In the addition of the edge detail however I did notice cases where you were attempting to add multiple bumps at once (before returning back to the existing edge and starting a new stroke), as seen here and here. In general, avoid zigzagging your edge detail back and forth. Construct each bump separately, and if you need to establish some further structure in order to do so, you can break the process up into stages as shown here on another student's work.

Continuing onto your branches, your work here is generally quite well done. I can see that you've taken care to extend most of these halfway to the next ellipse, rather than falling short as many students tend to do. You're also demonstrating some attention to the degree shift in your ellipses as the cylindrical structure moves through space. Well done.

Looking at your plant constructions, overall you've done a pretty good job. I have a few suggestions to offer, but they're fairly minor, and will merely ensure that you continue getting the most out of these exercises.

  • When you construct any cylindrical structure - like a flower pot (like the one on this page), be sure to construct it around a central minor axis line. I am quite pleased to see that you did add several ellipses to fully flesh out the structure though. The minor axis line simply would have helped in their alignment. Also, the degree shift between the ellipses is actually backwards here - the ones on the base, which are farther away, should be the wider ones. You can review the Lesson 1 ellipses video for more info on why that is.

  • When following along with a demo, be sure to follow it all the way through. With the potato plant here for example, you only went as far as to fill the spaces in between that central foliage in with black, and hadn't yet added any cast shadows anywhere else. As such, that black mass appears to be more of an arbitrary stylistic choice, rather than a shadow being cast upon the dirt below, where the foliage is thickest.

  • For that tree stump, you generally handled it well, though I would have treated the roots as though they were branch structures. Also, be sure to draw an entire cylinder for the core of the stump, rather than just the ellipse at the top.

  • As we push later into the set, you do have a tendency to draw smaller than you strictly need to. In artificially limiting how much space you give a given drawing, you're limiting your brain's capacity for spatial reasoning, while also making it harder to engage your whole arm while drawing. The best approach to use here is to ensure that the first drawing on a given page is given as much room as it requires.
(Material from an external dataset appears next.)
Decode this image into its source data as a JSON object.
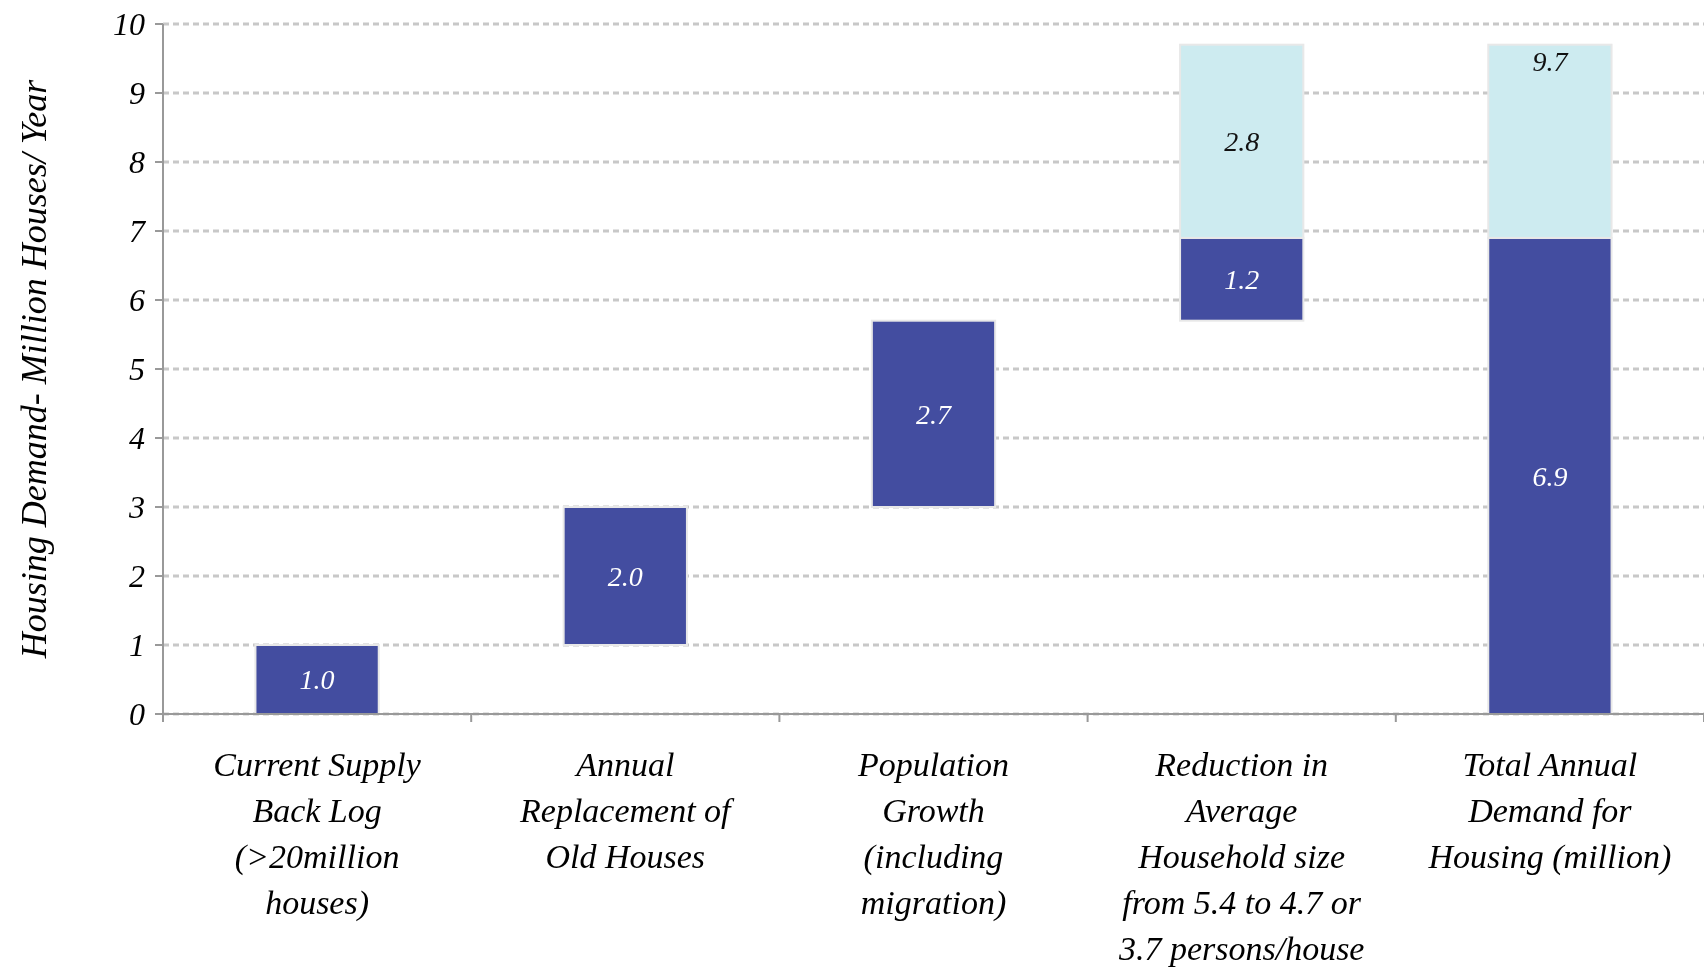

Only when that drawing is done should we assess whether there is enough room for another. If there is, we should certainly add it, and reassess once again. If there isn't, it's perfectly okay to have just one drawing on a given page as long as it is making full use of the space available to it.

  • In cases where you have a lot of densely packed petals, like in the sunflower drawing, be sure to draw each petal in its entirety, rather than giving into the temptation of cutting them off where they're overlapped. Drawing them all the way through gives us a clearer understanding of how the petals individually sit in 3D space, and how they relate to one another within it. After all, an object doesn't cease to exist where we cannot see it.

  • The leaves on this plant seem to be getting somewhat sloppy, compared to what I know you to be capable of. The center one especially does not maintain tight relationships with the previous stage of construction, causing it to feel flat and overly complex. Make sure that you're giving every construction, every form, every shape, and every mark you draw as much time as it individually requires of you, to be drawn at the best of your current ability.

That about covers it. I'll go ahead and mark this lesson as complete.